At 02:11 PM 28/4/97 -0400, Rachael Figearo wrote:
>Thank you for editing my post! Like I said, the swastika was a german
>invention and became moist popular during wwii. I dont not off hand recall
>the names for the symbol facing the proper direction but I do now it is not
According to the _Webster's New Twentieth Century Dictionary Unabridged_,
the definition of the item you mention is:
swastica, _n_. [Sanskrit, from _svasti_, well-being, benediction, from _su_,
well, and _asti_, being, is.]
1. a design or ornament of ancient origin in the form of a Greek
cross with each arm bent in a right-angle extension: it exists as a mystic
symbol among various American Indian tribes and in India, Japan, Persia, etc.
2. this design with the extensions bent in a clockwise direction,
used in Nazi Germany as the party emblem and symbol of anti-Semitism.

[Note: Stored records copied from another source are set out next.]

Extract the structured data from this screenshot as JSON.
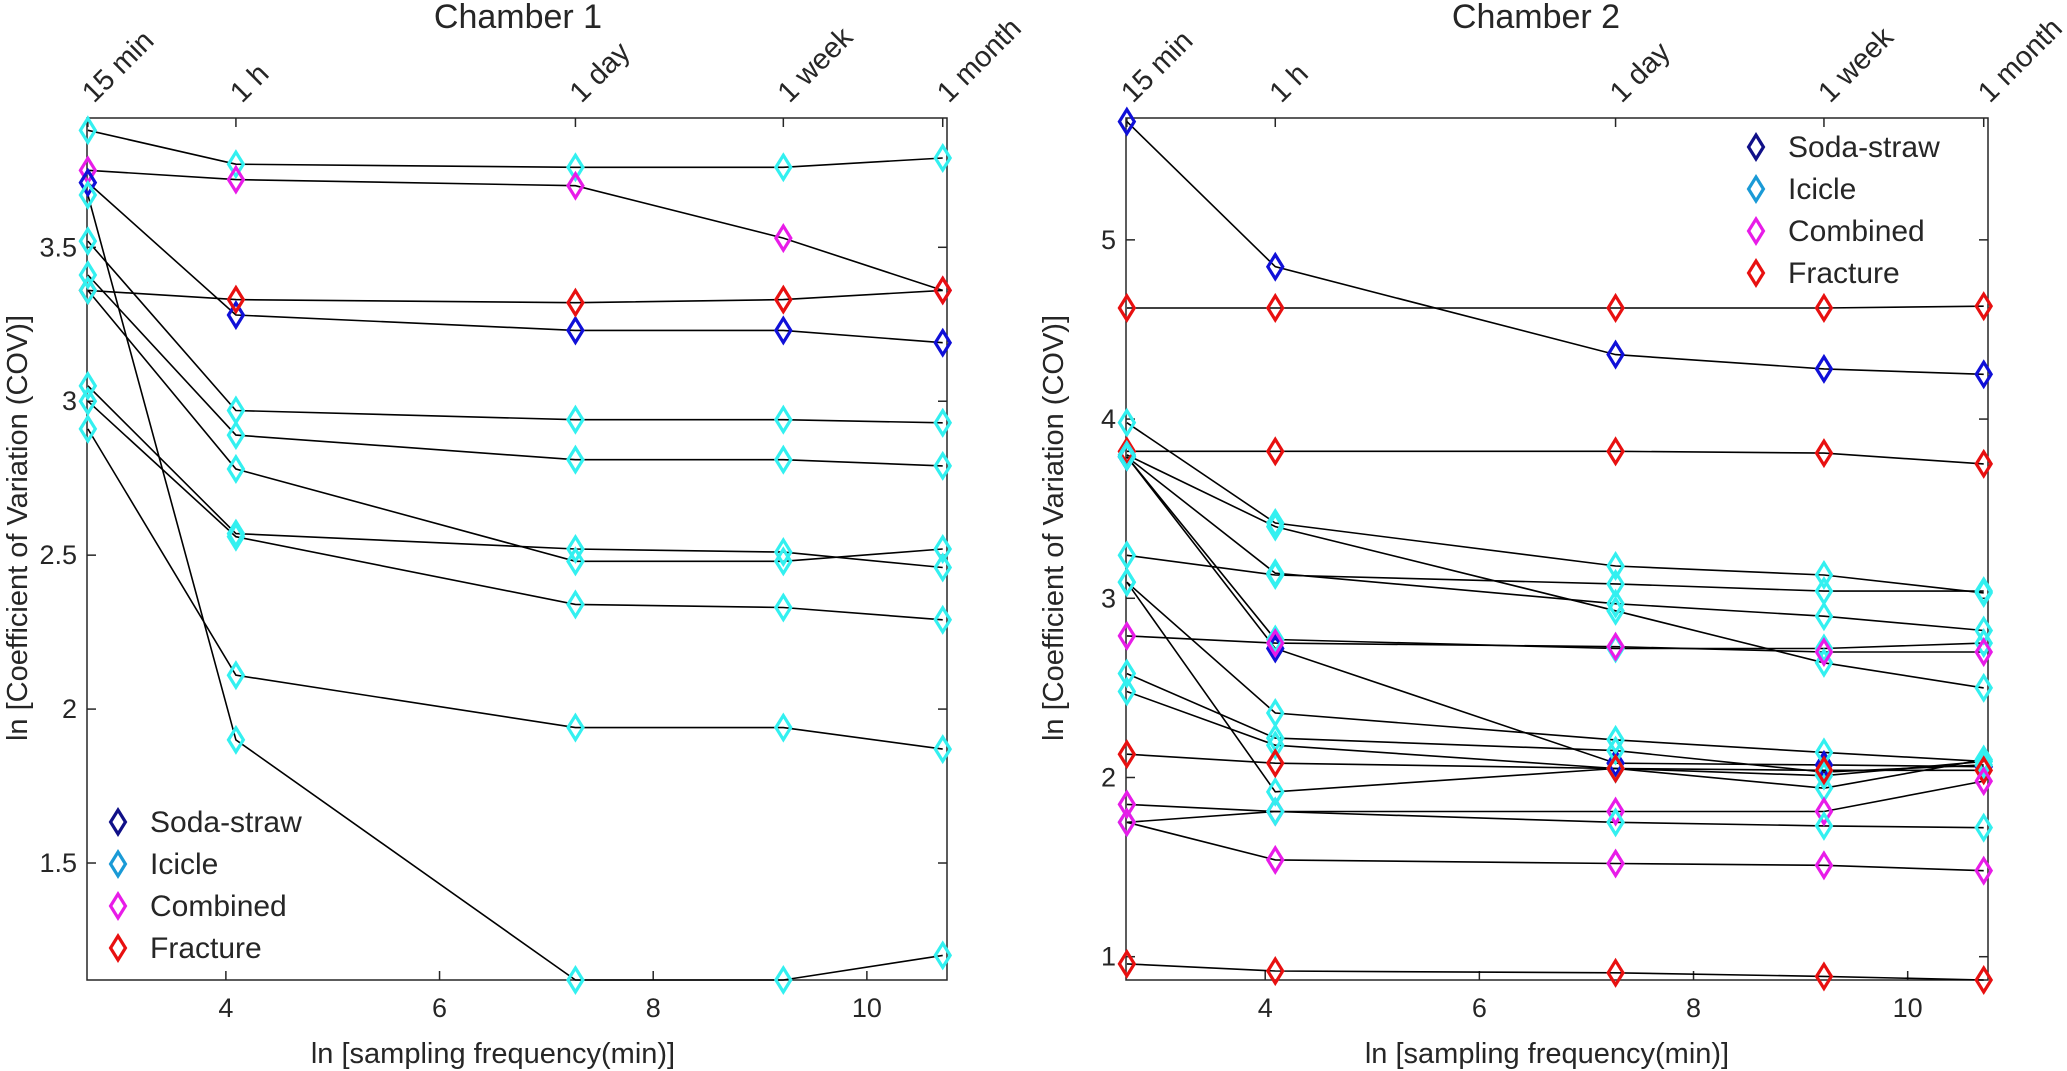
{
  "chart_data": [
    {
      "type": "line",
      "title": "Chamber 1",
      "xlabel": "ln [sampling frequency(min)]",
      "ylabel": "ln [Coefficient of Variation (COV)]",
      "xlim": [
        2.7,
        10.75
      ],
      "ylim": [
        1.12,
        3.92
      ],
      "xticks": [
        4,
        6,
        8,
        10
      ],
      "yticks": [
        1.5,
        2,
        2.5,
        3,
        3.5
      ],
      "ytick_labels": [
        "1.5",
        "2",
        "2.5",
        "3",
        "3.5"
      ],
      "top_ticks": [
        {
          "label": "15 min",
          "x": 2.708
        },
        {
          "label": "1 h",
          "x": 4.094
        },
        {
          "label": "1 day",
          "x": 7.272
        },
        {
          "label": "1 week",
          "x": 9.218
        },
        {
          "label": "1 month",
          "x": 10.71
        }
      ],
      "x": [
        2.708,
        4.094,
        7.272,
        9.218,
        10.71
      ],
      "legend": {
        "position": "bottom-left",
        "entries": [
          "Soda-straw",
          "Icicle",
          "Combined",
          "Fracture"
        ]
      },
      "series": [
        {
          "type": "Icicle",
          "values": [
            3.88,
            3.77,
            3.76,
            3.76,
            3.79
          ]
        },
        {
          "type": "Combined",
          "values": [
            3.75,
            3.72,
            3.7,
            3.53,
            3.36
          ]
        },
        {
          "type": "Soda-straw",
          "values": [
            3.71,
            3.28,
            3.23,
            3.23,
            3.19
          ]
        },
        {
          "type": "Fracture",
          "values": [
            3.36,
            3.33,
            3.32,
            3.33,
            3.36
          ]
        },
        {
          "type": "Icicle",
          "values": [
            3.52,
            2.97,
            2.94,
            2.94,
            2.93
          ]
        },
        {
          "type": "Icicle",
          "values": [
            3.41,
            2.89,
            2.81,
            2.81,
            2.79
          ]
        },
        {
          "type": "Icicle",
          "values": [
            3.36,
            2.78,
            2.48,
            2.48,
            2.52
          ]
        },
        {
          "type": "Icicle",
          "values": [
            3.05,
            2.57,
            2.52,
            2.51,
            2.46
          ]
        },
        {
          "type": "Icicle",
          "values": [
            3.0,
            2.56,
            2.34,
            2.33,
            2.29
          ]
        },
        {
          "type": "Icicle",
          "values": [
            2.91,
            2.11,
            1.94,
            1.94,
            1.87
          ]
        },
        {
          "type": "Icicle",
          "values": [
            3.67,
            1.9,
            1.12,
            1.12,
            1.2
          ]
        }
      ]
    },
    {
      "type": "line",
      "title": "Chamber 2",
      "xlabel": "ln [sampling frequency(min)]",
      "ylabel": "ln [Coefficient of Variation (COV)]",
      "xlim": [
        2.7,
        10.75
      ],
      "ylim": [
        0.87,
        5.68
      ],
      "xticks": [
        4,
        6,
        8,
        10
      ],
      "yticks": [
        1,
        2,
        3,
        4,
        5
      ],
      "ytick_labels": [
        "1",
        "2",
        "3",
        "4",
        "5"
      ],
      "top_ticks": [
        {
          "label": "15 min",
          "x": 2.708
        },
        {
          "label": "1 h",
          "x": 4.094
        },
        {
          "label": "1 day",
          "x": 7.272
        },
        {
          "label": "1 week",
          "x": 9.218
        },
        {
          "label": "1 month",
          "x": 10.71
        }
      ],
      "x": [
        2.708,
        4.094,
        7.272,
        9.218,
        10.71
      ],
      "legend": {
        "position": "top-right",
        "entries": [
          "Soda-straw",
          "Icicle",
          "Combined",
          "Fracture"
        ]
      },
      "series": [
        {
          "type": "Soda-straw",
          "values": [
            5.66,
            4.85,
            4.36,
            4.28,
            4.25
          ]
        },
        {
          "type": "Fracture",
          "values": [
            4.62,
            4.62,
            4.62,
            4.62,
            4.63
          ]
        },
        {
          "type": "Icicle",
          "values": [
            3.98,
            3.42,
            3.18,
            3.13,
            3.03
          ]
        },
        {
          "type": "Fracture",
          "values": [
            3.82,
            3.82,
            3.82,
            3.81,
            3.75
          ]
        },
        {
          "type": "Icicle",
          "values": [
            3.8,
            3.4,
            2.93,
            2.64,
            2.5
          ]
        },
        {
          "type": "Icicle",
          "values": [
            3.24,
            3.13,
            3.08,
            3.04,
            3.04
          ]
        },
        {
          "type": "Icicle",
          "values": [
            3.79,
            3.14,
            2.97,
            2.9,
            2.82
          ]
        },
        {
          "type": "Soda-straw",
          "values": [
            3.79,
            2.72,
            2.08,
            2.07,
            2.06
          ]
        },
        {
          "type": "Icicle",
          "values": [
            3.79,
            2.77,
            2.72,
            2.72,
            2.75
          ]
        },
        {
          "type": "Combined",
          "values": [
            2.79,
            2.75,
            2.73,
            2.7,
            2.7
          ]
        },
        {
          "type": "Icicle",
          "values": [
            3.09,
            2.36,
            2.21,
            2.14,
            2.09
          ]
        },
        {
          "type": "Icicle",
          "values": [
            2.58,
            2.22,
            2.15,
            2.03,
            2.07
          ]
        },
        {
          "type": "Icicle",
          "values": [
            2.48,
            2.18,
            2.05,
            1.94,
            2.1
          ]
        },
        {
          "type": "Icicle",
          "values": [
            3.09,
            1.92,
            2.05,
            2.01,
            2.09
          ]
        },
        {
          "type": "Fracture",
          "values": [
            2.13,
            2.08,
            2.05,
            2.04,
            2.04
          ]
        },
        {
          "type": "Combined",
          "values": [
            1.85,
            1.81,
            1.81,
            1.81,
            1.98
          ]
        },
        {
          "type": "Icicle",
          "values": [
            1.75,
            1.81,
            1.75,
            1.73,
            1.72
          ]
        },
        {
          "type": "Combined",
          "values": [
            1.75,
            1.54,
            1.52,
            1.51,
            1.48
          ]
        },
        {
          "type": "Fracture",
          "values": [
            0.96,
            0.92,
            0.91,
            0.89,
            0.87
          ]
        }
      ]
    }
  ],
  "colors": {
    "Soda-straw": "#1010d8",
    "Icicle": "#33f0f0",
    "Combined": "#e81ce8",
    "Fracture": "#e81010",
    "legend_Soda-straw": "#101088",
    "legend_Icicle": "#1a9ad6",
    "legend_Combined": "#e81ce8",
    "legend_Fracture": "#e81010",
    "line": "#000000",
    "axis": "#262626"
  }
}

As you can see, Rachael, the term *swastica,* in common ussage, refers to
crosses both of the ancient design with the right-angle extension, and to
the Nazi form with the extensions bent in the clockwise direction.
The Nazis *bent* things -- traditional art forms and the bodies of people.
I don't think they *invented* anything except new ways to prove that some
forms of humanity have devolved instead of evolved.